In order to provide state of the art healthcare facilities one has to spend atleast 750 Crores for a 300 bed hospital. After spending this much amount commercialism is bound to creep in and expenses on healthcare are bound to be sky high. On the contrary small setups with modest facilities, are within the reach of most people and provide a blend of good competence with affordability. Obviously if one is going to a hospital with world class facilities, he shall find deficiencies in the relatively affordable small setup. But consumer law and forums in many of their orders expect even small setups to provide same world-class care. Crux of the story here is that medical profession is dogged with innumerable problems; a few of them described here below:

It is a matter of great concern that in spite of the clear guidelines laid down by the SC in Jacob Mathews Case in Aug 2005 that a preliminary enquiry is must before entertaining a private complaint against a doctor alleging negligence , police officers keep on registering cases under section 304 A against doctors and have even arrested them. Following such event there are bound to be headlines painting doctor as a Merchant of death, Doctor Death etc. Even if the doctor is proved innocent in the medical board’s report, the career of the doctor stands finished by the rash act on the part of police as well as such ruthless journalism. The offence under Medicare Services protection Act (in many states) is Cognizable and non-bailable and it has a provision for one year imprisonment and fine of Rs 50, 000- along with penalty of double the purchase price of the medical equipment and property damaged .But the police concerned officers don’t book the culprits under the provisions of this Act in spite of the insistence by the complainant doctor and thus dilute the case. This encourages the miscreants to create trouble at hospitals and nursing homes. Rising cases of assault on doctors and ransacking of the hospitals is testimony to the fact that the desired motive of this Act has not been achieved due to its faulty implementation.

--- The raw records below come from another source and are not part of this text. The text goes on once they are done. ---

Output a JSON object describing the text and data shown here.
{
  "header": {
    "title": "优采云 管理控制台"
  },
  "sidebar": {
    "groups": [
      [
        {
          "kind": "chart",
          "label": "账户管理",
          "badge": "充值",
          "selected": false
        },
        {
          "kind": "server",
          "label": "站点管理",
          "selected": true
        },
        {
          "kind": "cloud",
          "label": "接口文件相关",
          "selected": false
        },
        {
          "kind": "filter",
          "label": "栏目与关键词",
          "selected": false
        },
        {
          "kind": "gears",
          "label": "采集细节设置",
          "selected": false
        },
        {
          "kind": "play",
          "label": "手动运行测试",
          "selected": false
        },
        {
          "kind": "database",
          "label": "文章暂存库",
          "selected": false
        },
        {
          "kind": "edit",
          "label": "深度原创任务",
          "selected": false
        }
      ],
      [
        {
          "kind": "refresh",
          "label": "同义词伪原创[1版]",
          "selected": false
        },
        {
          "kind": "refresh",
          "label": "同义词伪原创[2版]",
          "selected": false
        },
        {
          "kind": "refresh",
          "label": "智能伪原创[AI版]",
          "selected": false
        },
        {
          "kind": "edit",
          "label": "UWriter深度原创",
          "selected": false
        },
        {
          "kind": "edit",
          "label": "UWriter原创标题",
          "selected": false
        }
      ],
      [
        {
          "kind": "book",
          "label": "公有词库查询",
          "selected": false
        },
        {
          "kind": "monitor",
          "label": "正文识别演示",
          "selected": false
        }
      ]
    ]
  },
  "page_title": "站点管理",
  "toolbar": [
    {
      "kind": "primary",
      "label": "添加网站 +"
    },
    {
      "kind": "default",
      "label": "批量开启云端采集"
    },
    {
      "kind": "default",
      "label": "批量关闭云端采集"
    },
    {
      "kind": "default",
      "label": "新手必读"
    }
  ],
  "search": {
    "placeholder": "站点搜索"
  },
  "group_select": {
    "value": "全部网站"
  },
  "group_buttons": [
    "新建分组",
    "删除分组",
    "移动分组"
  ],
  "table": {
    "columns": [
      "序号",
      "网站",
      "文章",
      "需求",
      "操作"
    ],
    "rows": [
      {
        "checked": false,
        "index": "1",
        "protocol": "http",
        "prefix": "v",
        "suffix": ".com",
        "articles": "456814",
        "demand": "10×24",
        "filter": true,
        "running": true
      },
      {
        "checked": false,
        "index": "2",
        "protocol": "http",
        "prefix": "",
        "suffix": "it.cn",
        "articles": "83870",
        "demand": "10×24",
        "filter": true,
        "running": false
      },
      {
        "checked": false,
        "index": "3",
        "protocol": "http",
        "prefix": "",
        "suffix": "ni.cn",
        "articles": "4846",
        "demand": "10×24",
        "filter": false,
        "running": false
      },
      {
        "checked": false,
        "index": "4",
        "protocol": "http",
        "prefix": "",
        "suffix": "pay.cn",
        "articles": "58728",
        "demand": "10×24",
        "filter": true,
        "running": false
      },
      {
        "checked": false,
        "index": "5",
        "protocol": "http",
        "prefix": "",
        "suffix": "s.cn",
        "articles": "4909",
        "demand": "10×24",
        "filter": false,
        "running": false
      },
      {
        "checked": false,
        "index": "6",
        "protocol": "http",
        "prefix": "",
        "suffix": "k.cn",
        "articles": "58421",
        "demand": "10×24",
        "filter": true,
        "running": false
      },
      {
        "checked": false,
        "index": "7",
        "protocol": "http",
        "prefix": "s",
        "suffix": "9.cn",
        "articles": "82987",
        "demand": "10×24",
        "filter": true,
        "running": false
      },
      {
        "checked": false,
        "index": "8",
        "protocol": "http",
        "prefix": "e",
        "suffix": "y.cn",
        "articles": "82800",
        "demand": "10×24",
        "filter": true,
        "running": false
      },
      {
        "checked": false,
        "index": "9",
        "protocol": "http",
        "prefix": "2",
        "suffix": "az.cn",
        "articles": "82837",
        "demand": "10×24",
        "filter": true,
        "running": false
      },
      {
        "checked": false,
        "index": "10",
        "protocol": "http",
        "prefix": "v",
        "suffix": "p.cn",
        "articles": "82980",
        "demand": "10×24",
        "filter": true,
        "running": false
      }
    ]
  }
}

In the name of Biomedical waste disposal medical profession has been given under pollution control boards, in the name of fire safety it has been given under fire department, in the name of safeguarding of ethics it has been given under state medical councils, in the name of checking sex determination/femicide it has been placed under Civil Surgeons, in the name of hazardous profession municipal corporations keep serving notices of license fees etc. No such taboos apply to quacks, tantriks who are free to do what ever they like and even give advertisements for their claims. Rules of the game have to be the same, same have to be the yardsticks.

Doctors are a part of society, none denies the degradation of moral values of society; some medicos are also bound to sweep along the downward waves- but that is the reality in most other professions also. That does not justify genocide of doctors. Many positive steps are needed to be taken by society as well as government to boost the sagging morale of doctors in India; otherwise the day is not far when there will be total exodus of doctors from India! God save the society!